Personal information
- Born: September 22, 1995 (age 30) Toronto, Ontario, Canada

Sport
- Sport: Beach volleyball

Medal record
Women's Beach volleyball
Representing Canada
World Championships
| Silver medal – second place | 2022 Rome | Women's |

= Sophie Bukovec =

Canadian beach volleyball player

Sophie Bukovec (born September 22, 1995) is a Canadian volleyball athlete competing primarily in the beach discipline.

==Career==
Bukovec was paired up with Brandie Wilkerson and they would go on to win the silver medal at the 2022 World Championships. Later in 2022, Wilkerson and Bukovec would split, as the former paired up Melissa Humana-Paredes for the 2024 Olympics cycle. Bukovec would go onto pair up Sarah Pavan, Humana-Paredes' former partner. However, their partnership only lasted three tournaments before dissolving.

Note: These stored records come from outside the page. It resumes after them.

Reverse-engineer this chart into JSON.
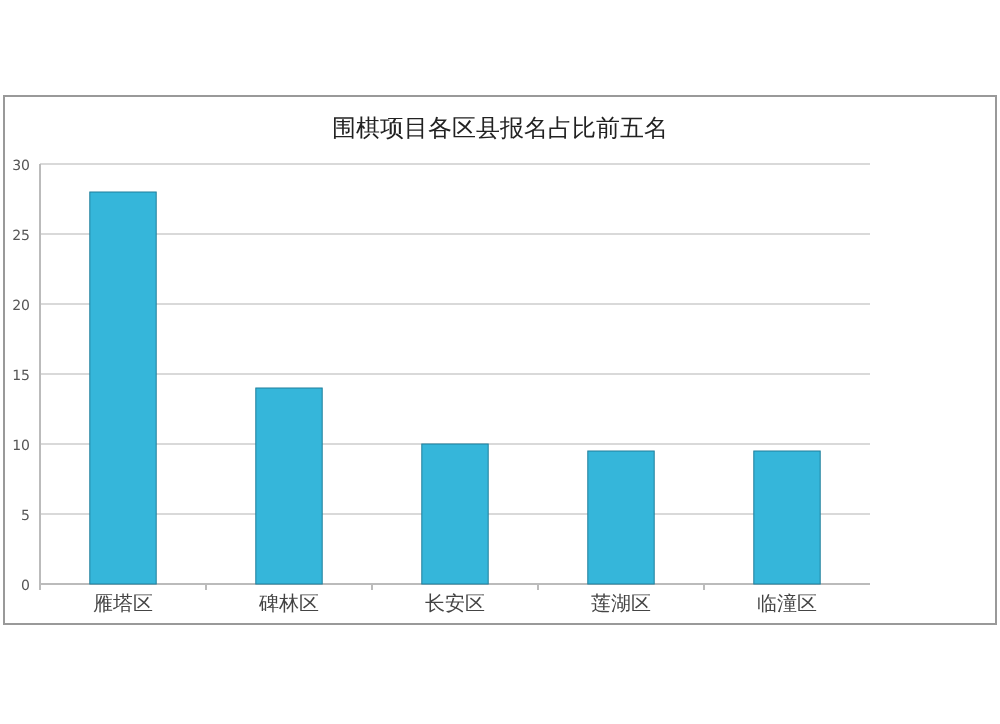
{
  "chart_data": {
    "type": "bar",
    "title": "围棋项目各区县报名占比前五名",
    "categories": [
      "雁塔区",
      "碑林区",
      "长安区",
      "莲湖区",
      "临潼区"
    ],
    "values": [
      28,
      14,
      10,
      9.5,
      9.5
    ],
    "color": "#35b6da",
    "ylim": [
      0,
      30
    ],
    "yticks": [
      0,
      5,
      10,
      15,
      20,
      25,
      30
    ],
    "grid": "y"
  }
}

In 2023, Bukovec reached out to Heather Bansley to pair up, with the latter coming out of retirement to pair up with Bukovec. They competed in their first tournament together in Edmonton in July 2023. The duo would go on to win silver at the 2024 Recife Challenge, as part of the Volleyball World Beach Pro Tour.

In June 2024, Bukovec and Bansley qualified to compete for Canada at the 2024 Summer Olympics.